Lines from “Christ’s Bloody Sweat”
LXXXIV. J. F.
 
THIS 1 Man of men did in his troubled spirit
Into a streame of soft compassion melt
His icye bloud, that frailty might inherit
The sun of comfort, by the griefes he felt:
  Each drop of bloud he shed, he shed it then        5
  To wash a severall sin from severall men.
 
Here saw he princes in the awfull throne
Of eminencie, how wantonly they strove
For thirst of glory, to protect alone
Religious name, not for religious love;        10
  Graceing the gracelesse, in whom grace was lost,
  Such parasites as knew to flatter most.
 
For those he sweated bloud, that they whom Heaven
Created gods on earth, should so prophane,
By courses indirect and lawes un-even,        15
Of will and sensuall lust, the law first drawne
  By that eternall royalty, who stood
  To watch their faults: for kings he sweated bloud.
 
Here saw he such who under those were plac’t
In seates of greatnesse and commaundes of state,        20
How fond in their madnesse they did wast
Their greatnesse in ambition and debate,
  Ayming not to support, but scorne the good,
  By unjust force: for such he sweated bloud.
 
Here saw he how in Moses’ chayre there raign’d        25
Scribes cloath’d in wool of lambes, and speaking well,
But wolves in nature, so coruptly stayn’d,
As if they were but messengers of hell;
  Abusing unlearn’d soules and Levit’s power,
  More ready then to cherrish, to devoure.        30
 
Those whom the breath of God at first inspir’d
To shine as lampes, and speake the heavenly sound
With angels’ tongues, were silent, if not hir’d;
More studying with the scriptures to compound
  Their own traditions; and for those, indeed,        35
  In heavy droppes the sweat of Christ did bleed.
 
Here saw he lawyers soberly engoun’d,
Wanting the robe of justice; not regarding
The poor man’s right, nor where the case was sound,
But giving judgment as he felt rewarding;        40
  Whose tongue was bought against that side was weake,
  Most times as well to hold his peace as speake:
 
For them he sweated bloud.

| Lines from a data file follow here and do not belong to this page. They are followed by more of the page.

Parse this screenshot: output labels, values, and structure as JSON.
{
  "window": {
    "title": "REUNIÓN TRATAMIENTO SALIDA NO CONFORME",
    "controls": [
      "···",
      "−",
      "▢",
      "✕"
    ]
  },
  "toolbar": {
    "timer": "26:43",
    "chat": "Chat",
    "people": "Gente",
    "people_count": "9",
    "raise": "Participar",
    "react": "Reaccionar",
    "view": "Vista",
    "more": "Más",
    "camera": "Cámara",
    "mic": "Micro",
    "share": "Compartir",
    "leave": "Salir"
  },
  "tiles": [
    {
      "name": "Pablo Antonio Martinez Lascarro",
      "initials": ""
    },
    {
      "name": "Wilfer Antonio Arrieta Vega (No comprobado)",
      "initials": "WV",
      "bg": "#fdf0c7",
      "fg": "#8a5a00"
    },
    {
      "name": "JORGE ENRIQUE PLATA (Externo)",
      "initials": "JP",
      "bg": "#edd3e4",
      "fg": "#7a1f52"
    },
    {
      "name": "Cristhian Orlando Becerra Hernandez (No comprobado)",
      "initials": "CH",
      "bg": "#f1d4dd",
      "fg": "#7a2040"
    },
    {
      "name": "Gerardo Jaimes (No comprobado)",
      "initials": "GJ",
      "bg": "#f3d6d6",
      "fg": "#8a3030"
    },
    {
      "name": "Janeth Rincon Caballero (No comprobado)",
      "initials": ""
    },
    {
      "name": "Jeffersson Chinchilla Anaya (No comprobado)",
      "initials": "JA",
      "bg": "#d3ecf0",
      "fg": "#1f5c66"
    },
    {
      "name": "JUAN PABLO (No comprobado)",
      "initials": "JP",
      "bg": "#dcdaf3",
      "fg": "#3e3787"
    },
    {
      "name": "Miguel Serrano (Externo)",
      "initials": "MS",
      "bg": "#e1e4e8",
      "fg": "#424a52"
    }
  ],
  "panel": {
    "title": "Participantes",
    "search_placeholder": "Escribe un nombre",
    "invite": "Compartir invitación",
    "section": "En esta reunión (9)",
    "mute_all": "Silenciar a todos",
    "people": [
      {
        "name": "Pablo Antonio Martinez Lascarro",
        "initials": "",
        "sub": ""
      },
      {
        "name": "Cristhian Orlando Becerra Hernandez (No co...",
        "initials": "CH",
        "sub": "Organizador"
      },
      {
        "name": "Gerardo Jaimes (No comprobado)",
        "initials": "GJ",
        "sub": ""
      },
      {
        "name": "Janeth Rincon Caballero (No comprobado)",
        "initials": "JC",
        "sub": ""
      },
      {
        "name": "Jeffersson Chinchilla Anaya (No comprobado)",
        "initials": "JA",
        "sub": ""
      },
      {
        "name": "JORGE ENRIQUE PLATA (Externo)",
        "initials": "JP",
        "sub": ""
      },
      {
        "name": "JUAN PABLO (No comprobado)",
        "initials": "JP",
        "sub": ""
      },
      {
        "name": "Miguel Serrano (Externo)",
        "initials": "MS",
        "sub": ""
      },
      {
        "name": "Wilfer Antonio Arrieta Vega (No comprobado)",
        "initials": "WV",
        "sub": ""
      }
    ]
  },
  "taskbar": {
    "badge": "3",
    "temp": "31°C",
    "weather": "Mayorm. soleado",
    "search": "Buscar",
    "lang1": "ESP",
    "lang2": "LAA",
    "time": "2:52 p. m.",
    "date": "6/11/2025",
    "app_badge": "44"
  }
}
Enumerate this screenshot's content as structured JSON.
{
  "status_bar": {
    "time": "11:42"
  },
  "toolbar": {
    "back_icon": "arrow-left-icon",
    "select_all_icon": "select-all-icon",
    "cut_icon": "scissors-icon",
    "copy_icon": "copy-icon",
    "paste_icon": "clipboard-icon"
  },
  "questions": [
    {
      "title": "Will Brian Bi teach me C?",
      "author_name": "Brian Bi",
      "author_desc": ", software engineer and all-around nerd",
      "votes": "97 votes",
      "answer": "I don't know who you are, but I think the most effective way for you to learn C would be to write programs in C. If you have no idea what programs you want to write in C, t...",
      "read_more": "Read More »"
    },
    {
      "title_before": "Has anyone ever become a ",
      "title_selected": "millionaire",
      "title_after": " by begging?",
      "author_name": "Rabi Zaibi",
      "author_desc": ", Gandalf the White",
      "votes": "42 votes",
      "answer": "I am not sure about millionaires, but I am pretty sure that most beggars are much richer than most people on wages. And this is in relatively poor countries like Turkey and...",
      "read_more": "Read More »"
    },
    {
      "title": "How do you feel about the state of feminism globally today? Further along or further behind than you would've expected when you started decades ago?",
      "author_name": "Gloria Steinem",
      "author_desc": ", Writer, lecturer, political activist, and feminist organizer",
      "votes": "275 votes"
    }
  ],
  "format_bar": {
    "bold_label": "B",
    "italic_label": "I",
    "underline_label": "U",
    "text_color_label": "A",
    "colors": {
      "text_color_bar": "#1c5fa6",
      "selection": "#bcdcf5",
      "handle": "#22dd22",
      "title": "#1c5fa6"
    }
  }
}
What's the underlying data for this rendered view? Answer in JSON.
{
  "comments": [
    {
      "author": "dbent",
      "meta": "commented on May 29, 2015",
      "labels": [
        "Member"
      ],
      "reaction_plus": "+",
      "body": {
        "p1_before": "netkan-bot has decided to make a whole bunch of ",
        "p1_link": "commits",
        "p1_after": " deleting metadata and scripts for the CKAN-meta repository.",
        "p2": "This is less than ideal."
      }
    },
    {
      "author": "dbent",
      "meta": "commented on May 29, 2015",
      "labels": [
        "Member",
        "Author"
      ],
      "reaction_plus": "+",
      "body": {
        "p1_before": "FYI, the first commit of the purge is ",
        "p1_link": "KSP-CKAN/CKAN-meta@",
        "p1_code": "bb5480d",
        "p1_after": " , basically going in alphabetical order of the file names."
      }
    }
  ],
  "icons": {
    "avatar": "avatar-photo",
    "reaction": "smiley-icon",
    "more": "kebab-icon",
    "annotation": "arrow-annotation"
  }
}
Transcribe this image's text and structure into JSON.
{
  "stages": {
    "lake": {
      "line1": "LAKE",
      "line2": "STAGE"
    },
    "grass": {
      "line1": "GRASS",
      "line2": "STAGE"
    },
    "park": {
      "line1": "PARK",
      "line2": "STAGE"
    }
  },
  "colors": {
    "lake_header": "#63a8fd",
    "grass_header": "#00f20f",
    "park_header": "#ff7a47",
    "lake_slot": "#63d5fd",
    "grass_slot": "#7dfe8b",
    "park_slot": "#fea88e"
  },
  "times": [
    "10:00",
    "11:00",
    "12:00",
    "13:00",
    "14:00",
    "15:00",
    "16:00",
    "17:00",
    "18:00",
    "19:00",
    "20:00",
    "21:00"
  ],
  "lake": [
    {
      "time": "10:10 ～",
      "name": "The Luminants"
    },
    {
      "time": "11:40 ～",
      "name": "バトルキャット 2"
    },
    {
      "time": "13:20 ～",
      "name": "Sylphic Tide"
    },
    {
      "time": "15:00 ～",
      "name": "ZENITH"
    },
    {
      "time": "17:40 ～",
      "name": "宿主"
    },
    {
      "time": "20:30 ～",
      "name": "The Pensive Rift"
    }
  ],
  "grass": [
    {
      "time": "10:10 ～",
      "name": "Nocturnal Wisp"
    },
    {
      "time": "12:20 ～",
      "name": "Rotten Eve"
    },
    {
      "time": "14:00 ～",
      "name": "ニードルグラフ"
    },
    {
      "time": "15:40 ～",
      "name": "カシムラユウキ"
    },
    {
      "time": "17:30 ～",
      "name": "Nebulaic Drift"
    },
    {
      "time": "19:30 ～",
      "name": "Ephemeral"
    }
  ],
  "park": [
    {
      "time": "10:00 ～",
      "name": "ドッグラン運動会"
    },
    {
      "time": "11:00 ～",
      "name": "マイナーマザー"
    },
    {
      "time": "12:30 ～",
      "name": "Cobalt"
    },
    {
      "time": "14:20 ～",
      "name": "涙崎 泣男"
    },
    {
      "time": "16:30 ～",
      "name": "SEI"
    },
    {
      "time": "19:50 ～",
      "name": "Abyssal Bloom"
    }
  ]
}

And here he saw
Intrusted jurisdiction over-sway’d
By partiall favour, above forme of law,        45
Cold conscience, by which conscience was betray’d;
  For those condemning, were condemn’d to much,
  As they condemn’d: he sweated bloud for such.
 
Here saw he souldiers, toyling in the heat
Of cruelty, not measuring the right        50
Why they bore armes, but, to content the great
And their own lawlesse hate, prepar’d to fight,
  For prey and spoyle adventuring to rent
  Their lives and soules: for those his bloud hee spent.
 
Heere saw he others that did keepe the sword        55
Of office and authority, in peace,
Compacted in a knot, not to accord
Or set at unity, strifes but increase;
  Wounding or sparing with a watchfull hand,
  As some superiour person should commaund.        60
 
Note 1. LXXXIV. J. F.—This author, of whom nothing is known, wrote “Christ’s Bloodie Sweat: or The Sonne of God in his Agonie;” which was printed in 1613 by Ralphe Blower, “and sold at his house upon Lambert Hill.” [back]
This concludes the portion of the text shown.